What does "Trust Women" mean to me? That's easy in the pro-choice context. A pregnant woman has a better grip on her own circumstances than I do, or a judge, or Stockwell Day, or a priest, or the guy down the block, or even her husband or partner or boyfriend. And I, for one, trust those who actually have the required knowledge when they make decisions. So if a woman chooses to have a child, who am I to say no? And if she chooses not to, who am I to say no?
For anyone who believes that women are full-fledged, thinking human beings, trust is the default position.
We're actually pretty big on trust in Canada, even if it is sorely tested on occasion. And I'd say that if we can trust that woman-hating punk Jean-Guy Tremblay, who went to the Supreme Court in 1989 to try to prevent his girlfriend from obtaining an abortion, and has been criminally harassing and assaulting women ever since--then trusting women ought to be a slam-dunk.
Seventeen convictions he's had since 1981. Not a "dangerous offender," said the judge. Not a danger to "all women." Just the ones, it seems, who wander into view.
A man who assaults, harasses and forcibly confines women on multiple occasions--and was the "pro-life" poster boy twenty-one years ago for putting his partner through judicial hell--can be trusted to do the right thing. He still has time to turn his life around, said the judge. It's not as though he's ever committed a sexual offence. Narrowly construed, at least.
Yet trust, as it turns out, isn't nearly so simple where women themselves are concerned.
Women have apparently not earned the trust of nearly half of the Canadian public, who think that our health care system should cover abortion only in medical emergencies--or not at all. A medical procedure, in other words, should be denied because...women simply can't be trusted to make the right choice. Which is nearly always, of course, procreation.
So we need the state, argue the anti-statists, to tell women what to do, say the advocates of individualism, and if they won't, shriek the get-the-government-off-our-backs folks, then make them.

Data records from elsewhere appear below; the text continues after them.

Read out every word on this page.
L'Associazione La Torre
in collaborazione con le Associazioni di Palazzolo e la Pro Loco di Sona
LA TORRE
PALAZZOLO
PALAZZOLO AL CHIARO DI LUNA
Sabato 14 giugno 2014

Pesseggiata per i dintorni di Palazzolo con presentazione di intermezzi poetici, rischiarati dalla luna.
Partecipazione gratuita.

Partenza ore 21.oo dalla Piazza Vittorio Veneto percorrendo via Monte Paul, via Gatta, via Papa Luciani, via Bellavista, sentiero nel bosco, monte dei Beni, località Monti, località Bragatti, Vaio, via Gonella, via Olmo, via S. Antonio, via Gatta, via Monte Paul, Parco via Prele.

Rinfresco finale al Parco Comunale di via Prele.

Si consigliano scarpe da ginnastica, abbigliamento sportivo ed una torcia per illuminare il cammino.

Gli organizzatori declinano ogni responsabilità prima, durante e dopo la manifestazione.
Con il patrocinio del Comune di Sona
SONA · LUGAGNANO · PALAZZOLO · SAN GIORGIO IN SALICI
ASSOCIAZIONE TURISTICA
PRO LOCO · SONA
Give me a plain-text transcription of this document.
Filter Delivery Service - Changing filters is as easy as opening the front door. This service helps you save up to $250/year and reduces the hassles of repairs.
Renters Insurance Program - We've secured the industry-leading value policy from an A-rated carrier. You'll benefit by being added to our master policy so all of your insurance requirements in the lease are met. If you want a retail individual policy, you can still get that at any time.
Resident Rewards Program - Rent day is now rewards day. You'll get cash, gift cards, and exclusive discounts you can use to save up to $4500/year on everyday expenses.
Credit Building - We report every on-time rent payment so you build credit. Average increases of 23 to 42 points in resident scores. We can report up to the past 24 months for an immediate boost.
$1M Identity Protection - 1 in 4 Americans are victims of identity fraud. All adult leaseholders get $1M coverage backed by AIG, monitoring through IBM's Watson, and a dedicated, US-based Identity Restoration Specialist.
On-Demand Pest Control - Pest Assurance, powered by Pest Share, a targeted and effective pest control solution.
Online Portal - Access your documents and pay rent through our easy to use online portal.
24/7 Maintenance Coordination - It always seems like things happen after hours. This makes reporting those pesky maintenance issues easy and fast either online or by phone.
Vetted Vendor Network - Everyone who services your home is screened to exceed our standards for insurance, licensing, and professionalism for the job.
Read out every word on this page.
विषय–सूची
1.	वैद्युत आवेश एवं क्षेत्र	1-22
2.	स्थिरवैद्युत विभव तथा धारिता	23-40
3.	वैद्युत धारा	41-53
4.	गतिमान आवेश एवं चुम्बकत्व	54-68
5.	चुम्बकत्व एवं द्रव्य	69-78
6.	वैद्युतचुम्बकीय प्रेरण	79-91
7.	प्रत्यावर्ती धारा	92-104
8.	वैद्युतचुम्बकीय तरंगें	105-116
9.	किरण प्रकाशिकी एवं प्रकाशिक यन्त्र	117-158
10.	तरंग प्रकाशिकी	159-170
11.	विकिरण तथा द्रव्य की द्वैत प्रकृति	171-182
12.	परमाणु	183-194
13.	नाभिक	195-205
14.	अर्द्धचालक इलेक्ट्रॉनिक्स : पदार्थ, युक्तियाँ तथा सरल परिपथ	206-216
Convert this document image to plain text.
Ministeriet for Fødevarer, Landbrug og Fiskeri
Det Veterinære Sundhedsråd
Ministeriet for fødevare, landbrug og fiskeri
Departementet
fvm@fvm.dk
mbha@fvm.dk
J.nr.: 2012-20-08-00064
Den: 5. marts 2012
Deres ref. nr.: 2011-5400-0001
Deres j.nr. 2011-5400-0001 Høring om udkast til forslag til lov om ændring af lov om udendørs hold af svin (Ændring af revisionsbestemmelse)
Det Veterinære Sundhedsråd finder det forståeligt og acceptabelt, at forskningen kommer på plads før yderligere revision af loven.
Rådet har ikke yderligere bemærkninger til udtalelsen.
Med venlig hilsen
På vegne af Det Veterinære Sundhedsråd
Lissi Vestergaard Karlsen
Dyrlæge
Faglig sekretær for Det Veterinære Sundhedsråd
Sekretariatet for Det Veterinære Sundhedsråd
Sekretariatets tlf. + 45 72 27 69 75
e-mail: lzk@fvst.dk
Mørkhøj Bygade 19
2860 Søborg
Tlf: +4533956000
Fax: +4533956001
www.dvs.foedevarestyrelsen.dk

Or, failing that, at least ensure that abortion is as difficult and expensive to obtain as possible.
We aren't really talking about choice here at all, of course. We're talking about its opposite: compulsory pregnancy. If you want the other, then here are some hoops and hurdles for you. Jump! Jump! And if you make it, here's the bill.
Abortion is legal in Canada--there has been no law against it since the Supreme Court struck down the last one in 1988. But that doesn't mean that all Canadian women have reasonable access to it. As reported by the feminist website section15.ca, some of our provinces are in direct violation of the Canada Health Act (which is meant to guarantee consistency of medical services across the country):
- New Brunswick will only cover the cost of an abortion if a woman has received approval from two doctors and if the procedure is performed in a hospital (but not in a clinic); procedures by family physicians are not covered. [The battle continues --ed.]
- There is no access to abortion in Prince Edward Island, no funded clinics in Manitoba, and no clinics at all in Saskatchewan.
- Similarly, women in northern Canada, which is made up mainly of Aboriginal communities, must often travel hundreds of kilometers to the nearest clinic. Whether abortion is funded or not, this distance often means women cannot go. Statistically, Aboriginal women experience significantly higher rates of sexual assault and domestic abuse than other populations.
- Access is limited in areas where procedures are only covered at hospitals, because fewer than one in five hospitals across the country offer abortions, most require a doctor’s referral (which can be difficult to obtain in more conservative areas), and hospitals generally offer little or no counseling. Moreover, many hospitals have long waiting lists – up to six weeks – but will not perform abortions after the first trimester.
But they're in no hurry. The issue consumes enormous quantities of political fuel, and the outcome is never a certainty. Better to duck and cover, talk about EI reform or the economy, anything, anything at all, while Aboriginal women take those long sad bus rides into the city, and PEI women take the ferry to New Brunswick with a wad of bills in their purse and a story they hope will satisfy two doctors who will sit in judgment over them.
This is 2010, and here we are.
A combination of political inertia and the package of prejudice, fossilized religion and misogyny known as social conservatism remain solidly in the way of full reproductive choice for Canadian women. And trust is part of it--or rather, distrust, that lurking patriarchal paleo-notion that women are "the weaker sex," requiring protection and, more importantly, direction. In an important variation on this theme, the "pro-life" crowd sees women as mere vessels, incubators, soft procreation machines.
As I said at the beginning of this post, trust is, or should be, a given when it comes to a woman's right to make what I suspect is rarely an easy decision. Yet there is still so much troubling and widespread resistance, a blank refusal to concede that women have that right, the fundamental, unquestionable right, to decide their own reproductive futures. And this on-going social and political obstinacy has already caused, and is still causing, and will for the foreseeable future continue to cause, no end of real suffering and humiliation.
Will Canadian women someday be deemed more trustworthy than Jean-Guy Tremblay? Almost certainly. But, unfortunately for too many of them, not this year, or the next--or the one after that.